Glorious Prayer
Monday, July 5, 2010

“And I will do whatever you ask in My name, so that the Son may bring glory to the Father.” (John 14:13)

                I continued to be startled by how Christians react to prayer.  They truly seem surprised when God answers their prayers, and equally surprised when He does not.  I remember once my wife was diagnosed with a heart attack.  An angiogram was scheduled to try to determine the damage done.  The elders came to our house the night before the test, laid on hands and prayed for her.  The next morning three of the elders accompanied us to the hospital 170 miles away.  Again, we all prayed before she was wisped away to the operating room.  A couple of hours later, the doctor announced that my wife had the heart of a 30 year old.  A biblical reaction to such news would have been, “Praise you God for hearing our prayer.”  But that was not our reaction.  We were miffed at the doctor for his misdiagnosis which scared us so.  In reflection, I am convinced that had we gone directly to the doctor, by-passing prayer, we would have had a very different test result.

                You see, for some strange reason, we pray when all medical recourse is gone.  We pray when the banks, the lawyers, or the CPAs can no longer help.  We pray “when there is nothing else to do.”  But that is never the reflection of prayer in the New Testament.  We have a divine right and promise to go to God with fervor and assurance that our prayers will be answered.  However, there are some very revealing components to prayer, that are essential in successful prayer.  A look at the promises of Jesus during the Lord’s Supper will greatly increase our understanding, our assurance, and our success of prayers.  Let’s take a look at those.

                The first promise is that, “I will do whatever you ask in My name, so that the Son may glorify the Father.”  We always look to this passage to be committed to praying in Jesus name.  And that is very important!  But while it is important, if your prayer has lapsed into a legalism of always having to close a prayer “in the name of Jesus,” you have missed the point.  The point is found in the second half of the sentence, “so that the Son may glorify the Father.”  If your prayers are not God-centered, God-focused, and God-exalting, they are not in the name of Jesus.  The glory of God is the reason why we pray, and the reason why Jesus answers our prayer.  James tells us, “When you ask, you do not receive, because you ask with wrong motives . . .” (James 4:3)  If your prayers are to fulfill your own desires whether they are for healing, financial help, or restored relationships, instead of the glory of God, then be prepared for unanswered prayer.  All life, therefore all prayer, must begin with God at the center, and His glory our highest aim.

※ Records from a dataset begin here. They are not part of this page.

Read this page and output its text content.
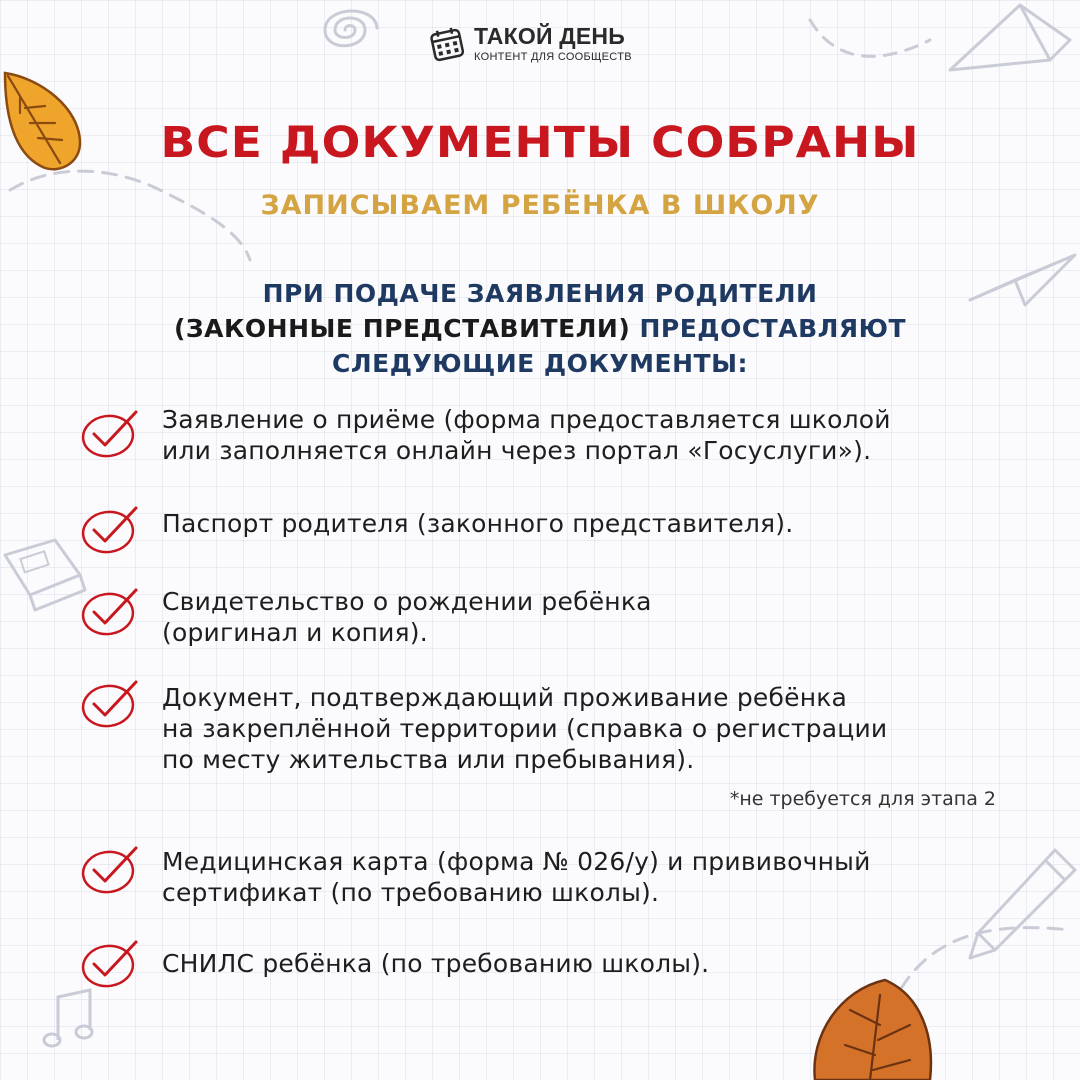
ТАКОЙ ДЕНЬ
КОНТЕНТ ДЛЯ СООБЩЕСТВ
ВСЕ ДОКУМЕНТЫ СОБРАНЫ
ЗАПИСЫВАЕМ РЕБЁНКА В ШКОЛУ
ПРИ ПОДАЧЕ ЗАЯВЛЕНИЯ РОДИТЕЛИ
(ЗАКОННЫЕ ПРЕДСТАВИТЕЛИ) ПРЕДОСТАВЛЯЮТ
СЛЕДУЮЩИЕ ДОКУМЕНТЫ:
Заявление о приёме (форма предоставляется школой
или заполняется онлайн через портал «Госуслуги»).
Паспорт родителя (законного представителя).
Свидетельство о рождении ребёнка
(оригинал и копия).
Документ, подтверждающий проживание ребёнка
на закреплённой территории (справка о регистрации
по месту жительства или пребывания).
*не требуется для этапа 2
Медицинская карта (форма № 026/у) и прививочный
сертификат (по требованию школы).
СНИЛС ребёнка (по требованию школы).
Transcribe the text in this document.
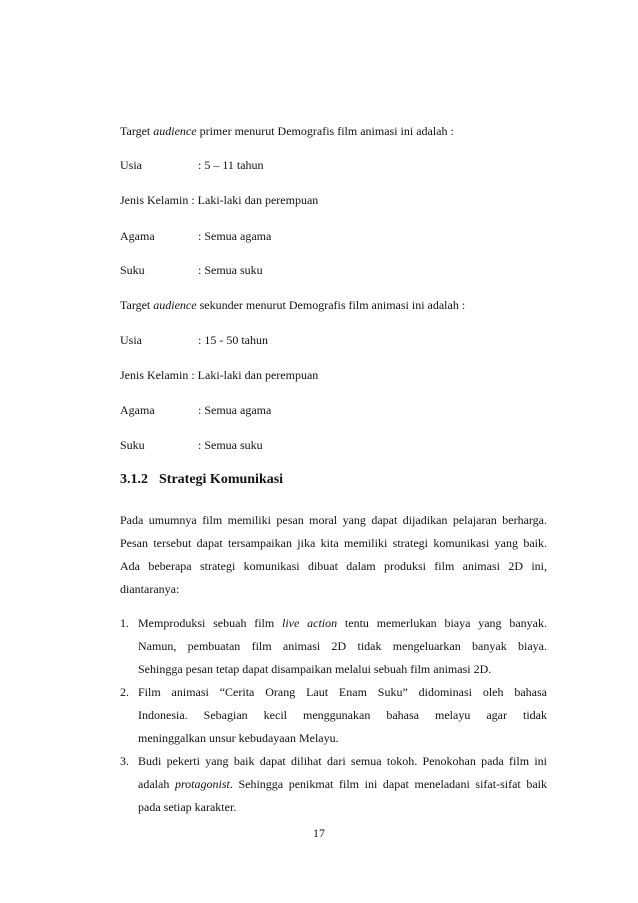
Target audience primer menurut Demografis film animasi ini adalah :
Usia	: 5 – 11 tahun
Jenis Kelamin : Laki-laki dan perempuan
Agama	: Semua agama
Suku	: Semua suku
Target audience sekunder menurut Demografis film animasi ini adalah :
Usia	: 15 - 50 tahun
Jenis Kelamin : Laki-laki dan perempuan
Agama	: Semua agama
Suku	: Semua suku
3.1.2 Strategi Komunikasi
Pada umumnya film memiliki pesan moral yang dapat dijadikan pelajaran berharga.
Pesan tersebut dapat tersampaikan jika kita memiliki strategi komunikasi yang baik.
Ada beberapa strategi komunikasi dibuat dalam produksi film animasi 2D ini,
diantaranya:
1. Memproduksi sebuah film live action tentu memerlukan biaya yang banyak.
Namun, pembuatan film animasi 2D tidak mengeluarkan banyak biaya.
Sehingga pesan tetap dapat disampaikan melalui sebuah film animasi 2D.
2. Film animasi “Cerita Orang Laut Enam Suku” didominasi oleh bahasa
Indonesia. Sebagian kecil menggunakan bahasa melayu agar tidak
meninggalkan unsur kebudayaan Melayu.
3. Budi pekerti yang baik dapat dilihat dari semua tokoh. Penokohan pada film ini
adalah protagonist. Sehingga penikmat film ini dapat meneladani sifat-sifat baik
pada setiap karakter.
17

                The second promise of Jesus in prayer builds upon the first.  In John 15:7, He said, “If you remain in Me and My words remain in you, ask whatever you wish and it will be given to you.  This is to My Father’s glory.”  An on-going symbiotic relationship with Christ is a must for answered prayer.  Remaining in Jesus implies that we don’t go to Him in the midst of crisis, but that we abide daily in His presence.  We live for the glory of the Father, and that His words direct the traffic of our lives.  And the promise is, “ask whatever you wish.”  But there is a catch.  You see, if you abide in Jesus, then the very desires of your heart are the same desires that drive our Creator.  We want what He wants, we desire what He desires, and we live for the very things He lived for.  That promise alone should drive us to a relationship with Him because He promises out of that relationship will flow an extraordinary prayer life.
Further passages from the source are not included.